The studio exterior is nearly all black. The roof is black standing seam, and the siding is reclaimed redwood – the same stuff I use for my wood sculptures – which I milled and applied. Many people assume the siding is Shou Sugi Ban; charred cedar, but it isn’t, as budget wouldn’t allow. Just a couple coats of heavy body stain over, as I said, redwood – a good wood for exterior applications.

In contrast to the studio’s dark exterior (reclaimed redwood painted black with a heavy stain), the interior is fairly bright, with three walls painted white, a whitewashed ceiling (which took me five months to complete – nearly as long as the rest of the studio took to be built, and at least 2,000 trips climbing up and down scaffolding). The east gable end, where the 2D work takes place, is painted a mid-gray (to reduce glare around the work). The drywall is backed, throughout the space, with OSB so screws can be sunk in wherever needed.

The floor is unfinished concrete, a necessity for fire prevention due to the prevalence of sparks from welding and grinding during some projects.

There are four windows on the studio’s north side and smaller ones, up high, on the gable ends. We put in two runs of shop-made ceiling-mounted lighting just above a ceiling-mounted gantry crane capable of lifting at least 2,000 lbs. The gantry crane has been one of the most convenient of the capacity upgrades, allowing heavy items to be pushed anywhere in the space with a finger, yet without taking up valuable floor space like a rolling gantry would. Also, as mentioned, a flatbed trailer can be backed into the space and heavy items can be loaded onto it with minimal effort.

I can thank my next door neighbor for the studio’s lavatory. Initially I had decided against one, primarily due to budget limitations, but she convinced me to reconsider in time to add it to the plans submitted to the building department and I’m glad she did. The studio also has a stainless steel utility sink, meaning no more daily trips from house to studio hefting two 5 gallon buckets of cold water for rinsing glue rags and mixing acrylics, as was my practice for many years. Beezie – on behalf of my back, thanks!

As for power, the studio has 110, 220, and 3 phase, all surface mounted conduit so that it can be more easily reconfigured if power needs change. Plus, I like the look of the conduit and copied it for the shop-built lighting rather than buy standard track lighting. I made sure the electricians sent out their best guys, and they definitely took pride in neat bends and plumb and level runs throughout the space.
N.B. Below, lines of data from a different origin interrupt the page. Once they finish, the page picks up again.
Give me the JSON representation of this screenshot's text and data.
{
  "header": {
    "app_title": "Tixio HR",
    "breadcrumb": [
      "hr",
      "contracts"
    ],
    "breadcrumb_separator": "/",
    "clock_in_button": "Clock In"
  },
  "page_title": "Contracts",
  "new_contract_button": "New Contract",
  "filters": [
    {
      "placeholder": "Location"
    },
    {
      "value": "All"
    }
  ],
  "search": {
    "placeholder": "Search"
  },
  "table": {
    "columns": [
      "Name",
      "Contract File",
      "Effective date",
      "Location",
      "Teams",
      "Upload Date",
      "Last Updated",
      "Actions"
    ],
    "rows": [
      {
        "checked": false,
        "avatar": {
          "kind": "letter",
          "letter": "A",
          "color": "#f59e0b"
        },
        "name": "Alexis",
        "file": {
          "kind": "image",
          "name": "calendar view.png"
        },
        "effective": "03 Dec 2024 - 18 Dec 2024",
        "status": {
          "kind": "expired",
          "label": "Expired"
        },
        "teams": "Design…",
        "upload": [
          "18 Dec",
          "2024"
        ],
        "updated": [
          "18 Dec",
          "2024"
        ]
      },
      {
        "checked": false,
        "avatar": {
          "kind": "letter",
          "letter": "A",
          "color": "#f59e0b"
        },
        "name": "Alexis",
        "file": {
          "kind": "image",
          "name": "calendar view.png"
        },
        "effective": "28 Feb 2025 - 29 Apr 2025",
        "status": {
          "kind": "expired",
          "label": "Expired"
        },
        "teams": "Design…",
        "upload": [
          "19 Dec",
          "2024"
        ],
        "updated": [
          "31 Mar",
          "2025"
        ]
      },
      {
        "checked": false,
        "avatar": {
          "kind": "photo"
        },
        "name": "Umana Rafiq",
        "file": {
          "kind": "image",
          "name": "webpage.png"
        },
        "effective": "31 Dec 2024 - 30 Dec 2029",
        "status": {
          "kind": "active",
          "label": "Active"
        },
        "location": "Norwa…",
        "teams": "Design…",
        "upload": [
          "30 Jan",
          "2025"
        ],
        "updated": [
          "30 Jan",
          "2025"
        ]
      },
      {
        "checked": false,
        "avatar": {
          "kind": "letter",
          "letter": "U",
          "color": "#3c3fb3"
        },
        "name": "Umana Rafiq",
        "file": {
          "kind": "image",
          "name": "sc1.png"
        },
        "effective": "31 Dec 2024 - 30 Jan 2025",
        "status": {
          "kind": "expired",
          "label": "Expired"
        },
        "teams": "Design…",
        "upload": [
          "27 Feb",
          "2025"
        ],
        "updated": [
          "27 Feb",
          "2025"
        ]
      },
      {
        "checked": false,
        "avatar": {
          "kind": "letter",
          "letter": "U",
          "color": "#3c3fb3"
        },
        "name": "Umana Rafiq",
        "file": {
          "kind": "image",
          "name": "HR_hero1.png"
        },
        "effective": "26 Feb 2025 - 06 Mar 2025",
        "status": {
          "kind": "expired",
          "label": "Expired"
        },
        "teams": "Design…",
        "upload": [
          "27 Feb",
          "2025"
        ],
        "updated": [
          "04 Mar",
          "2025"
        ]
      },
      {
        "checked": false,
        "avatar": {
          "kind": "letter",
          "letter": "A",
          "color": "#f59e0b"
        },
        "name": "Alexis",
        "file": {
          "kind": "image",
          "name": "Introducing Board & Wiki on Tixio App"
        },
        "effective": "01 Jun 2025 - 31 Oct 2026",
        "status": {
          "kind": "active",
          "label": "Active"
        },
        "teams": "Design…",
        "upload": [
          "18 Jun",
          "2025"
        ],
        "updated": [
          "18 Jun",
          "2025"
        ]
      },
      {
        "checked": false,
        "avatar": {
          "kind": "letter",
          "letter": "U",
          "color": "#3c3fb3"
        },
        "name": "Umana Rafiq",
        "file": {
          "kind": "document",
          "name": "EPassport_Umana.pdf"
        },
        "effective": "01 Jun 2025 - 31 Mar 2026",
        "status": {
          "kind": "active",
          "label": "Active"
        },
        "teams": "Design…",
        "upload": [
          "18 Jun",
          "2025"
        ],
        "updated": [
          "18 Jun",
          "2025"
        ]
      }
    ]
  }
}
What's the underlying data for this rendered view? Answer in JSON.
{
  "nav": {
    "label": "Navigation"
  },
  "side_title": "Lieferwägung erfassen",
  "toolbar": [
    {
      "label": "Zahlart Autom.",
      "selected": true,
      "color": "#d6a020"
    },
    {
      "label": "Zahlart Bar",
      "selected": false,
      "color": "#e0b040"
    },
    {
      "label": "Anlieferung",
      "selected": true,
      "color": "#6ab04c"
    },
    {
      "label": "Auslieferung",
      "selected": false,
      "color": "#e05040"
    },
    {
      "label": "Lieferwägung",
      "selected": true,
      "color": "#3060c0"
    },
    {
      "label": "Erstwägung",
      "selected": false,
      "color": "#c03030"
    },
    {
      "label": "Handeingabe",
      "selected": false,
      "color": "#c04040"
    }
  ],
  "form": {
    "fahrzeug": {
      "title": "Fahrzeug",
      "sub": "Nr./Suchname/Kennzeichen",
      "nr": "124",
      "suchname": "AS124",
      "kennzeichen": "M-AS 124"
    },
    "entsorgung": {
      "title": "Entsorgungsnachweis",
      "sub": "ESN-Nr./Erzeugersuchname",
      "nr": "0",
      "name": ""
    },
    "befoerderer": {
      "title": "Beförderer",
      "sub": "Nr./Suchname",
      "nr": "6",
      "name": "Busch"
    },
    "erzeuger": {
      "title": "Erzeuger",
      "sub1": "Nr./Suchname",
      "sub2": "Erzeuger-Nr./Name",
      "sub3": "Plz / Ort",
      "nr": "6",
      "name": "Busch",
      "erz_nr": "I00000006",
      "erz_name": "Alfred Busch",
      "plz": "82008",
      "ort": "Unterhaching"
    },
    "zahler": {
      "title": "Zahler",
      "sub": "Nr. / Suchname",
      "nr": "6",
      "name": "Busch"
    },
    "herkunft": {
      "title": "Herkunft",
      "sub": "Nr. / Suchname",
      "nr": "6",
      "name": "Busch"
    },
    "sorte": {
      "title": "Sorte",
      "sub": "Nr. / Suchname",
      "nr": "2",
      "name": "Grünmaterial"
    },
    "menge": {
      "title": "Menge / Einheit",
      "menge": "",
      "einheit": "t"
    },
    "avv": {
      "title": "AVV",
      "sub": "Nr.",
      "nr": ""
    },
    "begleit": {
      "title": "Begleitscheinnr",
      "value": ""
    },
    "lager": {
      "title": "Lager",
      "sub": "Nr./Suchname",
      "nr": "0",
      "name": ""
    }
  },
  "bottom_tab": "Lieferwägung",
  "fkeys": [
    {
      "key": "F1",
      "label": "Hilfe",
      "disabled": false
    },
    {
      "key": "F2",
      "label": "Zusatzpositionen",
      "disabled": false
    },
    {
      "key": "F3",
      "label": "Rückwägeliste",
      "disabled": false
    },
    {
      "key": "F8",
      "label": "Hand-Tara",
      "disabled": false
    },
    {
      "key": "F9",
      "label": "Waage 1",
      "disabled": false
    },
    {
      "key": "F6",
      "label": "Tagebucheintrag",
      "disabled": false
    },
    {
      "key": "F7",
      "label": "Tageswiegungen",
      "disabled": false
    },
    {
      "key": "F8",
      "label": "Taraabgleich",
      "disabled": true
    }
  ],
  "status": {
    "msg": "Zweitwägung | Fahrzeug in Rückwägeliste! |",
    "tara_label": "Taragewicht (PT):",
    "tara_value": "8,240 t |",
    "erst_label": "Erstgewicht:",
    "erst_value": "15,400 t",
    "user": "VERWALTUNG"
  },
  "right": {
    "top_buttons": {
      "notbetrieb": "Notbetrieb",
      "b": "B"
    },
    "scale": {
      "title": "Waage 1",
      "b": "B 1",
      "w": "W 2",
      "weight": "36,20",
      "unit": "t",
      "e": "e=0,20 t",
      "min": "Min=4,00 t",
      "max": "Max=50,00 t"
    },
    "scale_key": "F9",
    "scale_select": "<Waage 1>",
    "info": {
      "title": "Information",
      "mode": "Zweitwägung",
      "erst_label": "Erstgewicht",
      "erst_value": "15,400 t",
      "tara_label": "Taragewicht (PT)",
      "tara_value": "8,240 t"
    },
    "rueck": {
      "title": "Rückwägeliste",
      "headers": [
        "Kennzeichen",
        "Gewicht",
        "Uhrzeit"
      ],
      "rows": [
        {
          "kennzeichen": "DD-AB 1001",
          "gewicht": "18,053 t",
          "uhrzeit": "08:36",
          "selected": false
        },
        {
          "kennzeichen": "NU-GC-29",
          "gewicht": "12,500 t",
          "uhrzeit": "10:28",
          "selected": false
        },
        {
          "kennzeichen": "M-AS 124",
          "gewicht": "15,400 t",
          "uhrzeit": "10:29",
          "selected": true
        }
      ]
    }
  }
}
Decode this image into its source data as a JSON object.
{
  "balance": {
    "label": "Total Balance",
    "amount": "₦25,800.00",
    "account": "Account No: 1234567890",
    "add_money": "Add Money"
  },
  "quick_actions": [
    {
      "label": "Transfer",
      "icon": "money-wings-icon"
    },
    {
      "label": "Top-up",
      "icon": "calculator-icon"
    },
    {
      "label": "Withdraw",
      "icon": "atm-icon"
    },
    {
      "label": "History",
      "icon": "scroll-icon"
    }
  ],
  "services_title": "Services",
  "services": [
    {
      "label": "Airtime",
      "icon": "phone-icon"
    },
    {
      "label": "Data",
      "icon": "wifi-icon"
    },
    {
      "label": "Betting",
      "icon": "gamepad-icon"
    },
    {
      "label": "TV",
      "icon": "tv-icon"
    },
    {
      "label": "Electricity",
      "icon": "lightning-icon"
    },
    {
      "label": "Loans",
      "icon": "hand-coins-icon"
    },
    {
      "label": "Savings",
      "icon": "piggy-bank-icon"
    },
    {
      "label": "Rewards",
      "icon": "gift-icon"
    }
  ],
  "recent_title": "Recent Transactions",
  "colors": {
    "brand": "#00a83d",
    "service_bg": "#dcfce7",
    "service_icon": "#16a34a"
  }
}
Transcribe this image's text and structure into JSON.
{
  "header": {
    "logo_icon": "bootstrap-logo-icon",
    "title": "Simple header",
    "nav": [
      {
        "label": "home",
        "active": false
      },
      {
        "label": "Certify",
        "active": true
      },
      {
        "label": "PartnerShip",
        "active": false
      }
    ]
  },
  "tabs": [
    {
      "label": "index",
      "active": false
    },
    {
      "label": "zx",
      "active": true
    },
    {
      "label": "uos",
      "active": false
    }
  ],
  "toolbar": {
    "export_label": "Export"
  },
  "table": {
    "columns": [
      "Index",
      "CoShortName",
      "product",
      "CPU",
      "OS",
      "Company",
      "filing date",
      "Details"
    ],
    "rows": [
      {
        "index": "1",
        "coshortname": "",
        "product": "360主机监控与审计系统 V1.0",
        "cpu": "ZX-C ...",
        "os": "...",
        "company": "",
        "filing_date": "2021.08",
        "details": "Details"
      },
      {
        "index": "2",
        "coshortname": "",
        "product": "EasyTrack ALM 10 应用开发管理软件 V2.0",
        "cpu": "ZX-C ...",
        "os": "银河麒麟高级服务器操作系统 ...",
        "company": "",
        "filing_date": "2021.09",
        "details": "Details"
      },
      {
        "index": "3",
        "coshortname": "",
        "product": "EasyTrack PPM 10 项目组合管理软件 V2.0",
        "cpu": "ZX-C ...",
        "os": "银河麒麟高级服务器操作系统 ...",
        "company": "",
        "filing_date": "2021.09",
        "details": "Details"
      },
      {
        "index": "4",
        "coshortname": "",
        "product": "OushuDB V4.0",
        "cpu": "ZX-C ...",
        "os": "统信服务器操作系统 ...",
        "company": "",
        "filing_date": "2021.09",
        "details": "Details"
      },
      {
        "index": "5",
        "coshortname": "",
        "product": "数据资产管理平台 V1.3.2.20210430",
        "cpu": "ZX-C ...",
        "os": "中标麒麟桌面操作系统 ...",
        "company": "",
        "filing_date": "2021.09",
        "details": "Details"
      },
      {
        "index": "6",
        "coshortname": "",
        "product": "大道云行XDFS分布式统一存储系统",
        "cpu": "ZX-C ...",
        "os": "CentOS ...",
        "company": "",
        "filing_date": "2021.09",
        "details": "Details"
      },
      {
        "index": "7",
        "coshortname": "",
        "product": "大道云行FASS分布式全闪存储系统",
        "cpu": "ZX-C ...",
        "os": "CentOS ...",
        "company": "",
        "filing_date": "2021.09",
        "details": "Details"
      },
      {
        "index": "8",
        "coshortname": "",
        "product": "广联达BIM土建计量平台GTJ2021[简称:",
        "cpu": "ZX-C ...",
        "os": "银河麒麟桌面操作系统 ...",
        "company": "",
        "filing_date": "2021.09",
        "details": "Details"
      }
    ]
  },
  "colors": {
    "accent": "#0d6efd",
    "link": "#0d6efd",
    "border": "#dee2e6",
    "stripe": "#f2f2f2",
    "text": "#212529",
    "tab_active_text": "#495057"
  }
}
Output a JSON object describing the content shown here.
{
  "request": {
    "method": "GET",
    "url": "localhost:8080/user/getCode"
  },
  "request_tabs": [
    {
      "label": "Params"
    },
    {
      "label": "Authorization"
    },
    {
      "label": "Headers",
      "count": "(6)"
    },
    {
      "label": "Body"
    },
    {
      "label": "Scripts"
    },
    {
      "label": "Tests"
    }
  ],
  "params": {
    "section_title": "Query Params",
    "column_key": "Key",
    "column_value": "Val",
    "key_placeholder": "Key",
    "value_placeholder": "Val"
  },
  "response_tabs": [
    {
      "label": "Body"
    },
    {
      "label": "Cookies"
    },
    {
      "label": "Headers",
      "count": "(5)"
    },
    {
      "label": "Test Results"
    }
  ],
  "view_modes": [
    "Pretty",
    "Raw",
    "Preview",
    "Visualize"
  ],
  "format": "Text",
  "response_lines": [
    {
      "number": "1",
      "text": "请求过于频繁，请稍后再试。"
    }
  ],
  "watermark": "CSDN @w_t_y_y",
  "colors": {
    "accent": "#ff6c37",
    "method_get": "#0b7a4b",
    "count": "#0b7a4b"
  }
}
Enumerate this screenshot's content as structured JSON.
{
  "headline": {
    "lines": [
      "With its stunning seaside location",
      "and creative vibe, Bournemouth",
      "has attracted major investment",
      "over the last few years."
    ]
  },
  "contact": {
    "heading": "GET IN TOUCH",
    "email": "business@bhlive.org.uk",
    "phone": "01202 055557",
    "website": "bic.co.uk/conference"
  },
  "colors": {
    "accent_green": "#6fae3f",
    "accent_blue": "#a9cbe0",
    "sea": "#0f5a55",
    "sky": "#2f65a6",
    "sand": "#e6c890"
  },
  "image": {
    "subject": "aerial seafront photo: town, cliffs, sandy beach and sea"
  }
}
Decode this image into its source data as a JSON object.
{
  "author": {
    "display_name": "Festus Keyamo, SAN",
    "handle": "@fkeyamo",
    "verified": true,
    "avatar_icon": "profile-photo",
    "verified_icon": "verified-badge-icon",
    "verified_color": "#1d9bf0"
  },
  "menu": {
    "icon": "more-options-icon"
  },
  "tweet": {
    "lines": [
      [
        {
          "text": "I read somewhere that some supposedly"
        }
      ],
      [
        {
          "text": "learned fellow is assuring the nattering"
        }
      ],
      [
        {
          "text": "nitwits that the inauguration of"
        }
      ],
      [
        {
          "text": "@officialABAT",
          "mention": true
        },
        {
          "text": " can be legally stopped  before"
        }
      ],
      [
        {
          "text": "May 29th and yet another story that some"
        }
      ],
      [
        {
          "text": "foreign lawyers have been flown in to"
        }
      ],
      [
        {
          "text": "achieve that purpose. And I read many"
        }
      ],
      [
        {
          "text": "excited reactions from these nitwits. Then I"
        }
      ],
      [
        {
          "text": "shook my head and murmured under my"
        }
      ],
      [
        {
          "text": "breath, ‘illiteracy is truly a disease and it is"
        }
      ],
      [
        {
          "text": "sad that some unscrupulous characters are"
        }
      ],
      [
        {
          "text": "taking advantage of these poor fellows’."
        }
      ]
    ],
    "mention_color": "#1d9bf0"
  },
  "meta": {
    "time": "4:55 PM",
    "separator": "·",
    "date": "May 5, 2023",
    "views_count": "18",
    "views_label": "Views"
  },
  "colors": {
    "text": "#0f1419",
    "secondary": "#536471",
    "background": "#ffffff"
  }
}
Two mini splits heat and cool the space, but the walls are well insulated with blown-in cellulose insulation, and the space’s three ceiling fans provide just enough of a cooling breeze that the AC is only needed for a few hours only on the hottest summer days. As for the space’s sound-proofing, if the doors and windows are closed, music can be blasted or steel ground in the space and one can hardly hear a thing outside.

I’m scratching my head trying to think of anything I wish I’d done differently for the studio, given the limitations of budget and maximum allowable square footage, but then I spent nearly three decades in a much smaller workspace – plenty of time to make a list of items I might want/need. Truth be told, it would be nice to have two art studios, one for “cleaner” work like painting and the other for “dirtier” work like woodworking and welding and such. Maybe a separate office space that stays dust free and more exterior work and storage space. But the lack of these are small inconveniences and hardly worth mentioning.

All in all, the studio has performed magnificently. There are only a few additional items on my checklist to complete the space, such as milling some reclaimed redwood and trimming out the interior windows. The utility sink, while a 99% improvement on having no water supply in the studio, is a bit small and I’d like to switch it out with a second-hand double sink with a sprayer head and the ability to attach a hose. One portion of the south wall needs to be drywalled. I had the drywallers leave the 12’ section bare in order to add a climbing wall there, but in the interim, changed my mind. The exterior north and east yard need landscaping. Just a few things like that. But the studio itself’s basically finished.

Back on the day of the concrete pour for the slab, I asked the concrete contractor to let me know when the wet concrete would be ready for me to write into, and once it was, I pressed “LIGNUM VITAE” and the year the studio would be basically ready for art-making, 2020, in Roman numerals. It’s right at the space’s entry, and I pass over it multiple times per day. Lignum Vitae. Tree of life. A place capable of providing shade, of providing nourishment. (And yes, I used a wood chisel. Never fear, it was none the worse for wear.)

Post script:

As mentioned at the outset, the 2 car detached garage near the back of the lot which was my studio space for decades is being converted into a studio apartment, and is scheduled to be completed, along with a second, smaller unit behind another property we own with contiguous back yards in downtown Colorado Springs, before the end of 2022.